Gospel For A New Century kicks things off with a mid-tempo beat that feels filtered through the lens of ’90s hip-hop production, a stodgy horn loop retriggering periodically as the drums and bass loop in perfect synchronicity. The lyrics dwell on a fractious relationship as the soundscape becomes increasingly chaotic, until a single snare brings the track to an unceremonious end.
Heaven To A Tortured Mind certainly isn’t afraid of cluttering up the arrangement, as almost all of the songs end up adhering to a maximalist approach. Even Kerosene!, an R&B-influenced duet with Diana Gordon that’s initially smooth as melted butter, gets overpowered by lengthy guitar solos and overlapping vocal riffs, a flameout that takes up the majority of the track.
Romanticist has a more glitchy sound to it, twisted samples wrapped around the beat as Bowie sings of infatuation (“I wanna keep you close, right by my side / I swear you’ve got me hypnotised / I wanna give you every piece of me / You know you are my everything”). It’s a chaotic atmosphere, especially when firework samples come in and segue to the next track, Dream Palette, and the similar tempo and groove make these tracks blend together very well.
In a record dominated by verse-chorus structures, or at least something like these, Asteroid Blues sticks out with a relatively skeletal sound reminiscent of dub reggae. Noises bounce off a rubbery funk groove, drums and bass keeping a brisk pace. It’s worth mentioning here that Bowie has assembled an array of instrumentalists to help with this album, and they all put in stellar performances.

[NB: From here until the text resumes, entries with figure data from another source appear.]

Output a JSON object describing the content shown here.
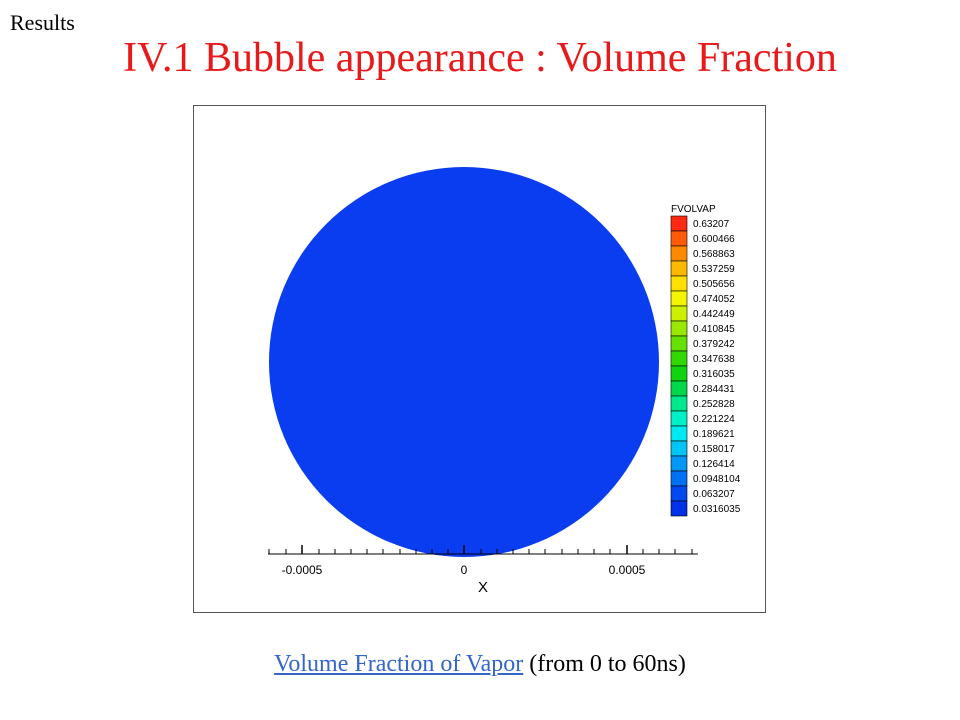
{
  "header": {
    "section_label": "Results",
    "title": "IV.1 Bubble appearance : Volume Fraction"
  },
  "plot": {
    "fill_color": "#0b3df0",
    "legend": {
      "title": "FVOLVAP",
      "entries": [
        {
          "label": "0.63207",
          "color": "#ff2a12"
        },
        {
          "label": "0.600466",
          "color": "#ff5a08"
        },
        {
          "label": "0.568863",
          "color": "#ff8a00"
        },
        {
          "label": "0.537259",
          "color": "#ffb800"
        },
        {
          "label": "0.505656",
          "color": "#ffe000"
        },
        {
          "label": "0.474052",
          "color": "#f4f400"
        },
        {
          "label": "0.442449",
          "color": "#ccf000"
        },
        {
          "label": "0.410845",
          "color": "#99e800"
        },
        {
          "label": "0.379242",
          "color": "#66e000"
        },
        {
          "label": "0.347638",
          "color": "#33d800"
        },
        {
          "label": "0.316035",
          "color": "#10d410"
        },
        {
          "label": "0.284431",
          "color": "#00d84c"
        },
        {
          "label": "0.252828",
          "color": "#00e88c"
        },
        {
          "label": "0.221224",
          "color": "#00f0c8"
        },
        {
          "label": "0.189621",
          "color": "#00e8f0"
        },
        {
          "label": "0.158017",
          "color": "#00c4f4"
        },
        {
          "label": "0.126414",
          "color": "#0098f4"
        },
        {
          "label": "0.0948104",
          "color": "#0070f4"
        },
        {
          "label": "0.063207",
          "color": "#0048f0"
        },
        {
          "label": "0.0316035",
          "color": "#0030e8"
        }
      ]
    },
    "x_axis": {
      "label": "X",
      "ticks": [
        "-0.0005",
        "0",
        "0.0005"
      ]
    }
  },
  "caption": {
    "link_text": "Volume Fraction of Vapor",
    "rest_text": " (from 0 to 60ns)"
  }
}
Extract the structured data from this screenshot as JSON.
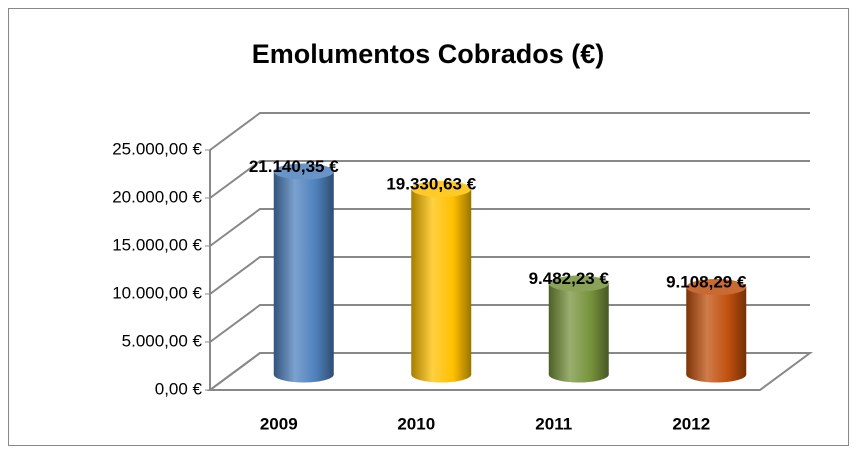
{
  "chart_data": {
    "type": "bar3d",
    "title": "Emolumentos Cobrados (€)",
    "categories": [
      "2009",
      "2010",
      "2011",
      "2012"
    ],
    "values": [
      21140.35,
      19330.63,
      9482.23,
      9108.29
    ],
    "value_labels": [
      "21.140,35 €",
      "19.330,63 €",
      "9.482,23 €",
      "9.108,29 €"
    ],
    "colors": [
      "#4f81bd",
      "#ffc000",
      "#77933c",
      "#c0500e"
    ],
    "ylim": [
      0,
      25000
    ],
    "yticks": [
      {
        "value": 0,
        "label": "0,00 €"
      },
      {
        "value": 5000,
        "label": "5.000,00 €"
      },
      {
        "value": 10000,
        "label": "10.000,00 €"
      },
      {
        "value": 15000,
        "label": "15.000,00 €"
      },
      {
        "value": 20000,
        "label": "20.000,00 €"
      },
      {
        "value": 25000,
        "label": "25.000,00 €"
      }
    ],
    "grid": true
  }
}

If this whole record had reference tracks, one of them would undoubtedly be Radiohead’s Airbag. A few years before their full embrace of electronics, they took inspiration from DJ Shadow and made their drummer into a sample, creating a lo-fi feel coupled with technological tricks that are all over Heaven To A Tortured Mind. It is just one of the many avenues Bowie could have gone down, but the effect of what he has done is fascinating and wholly satisfying.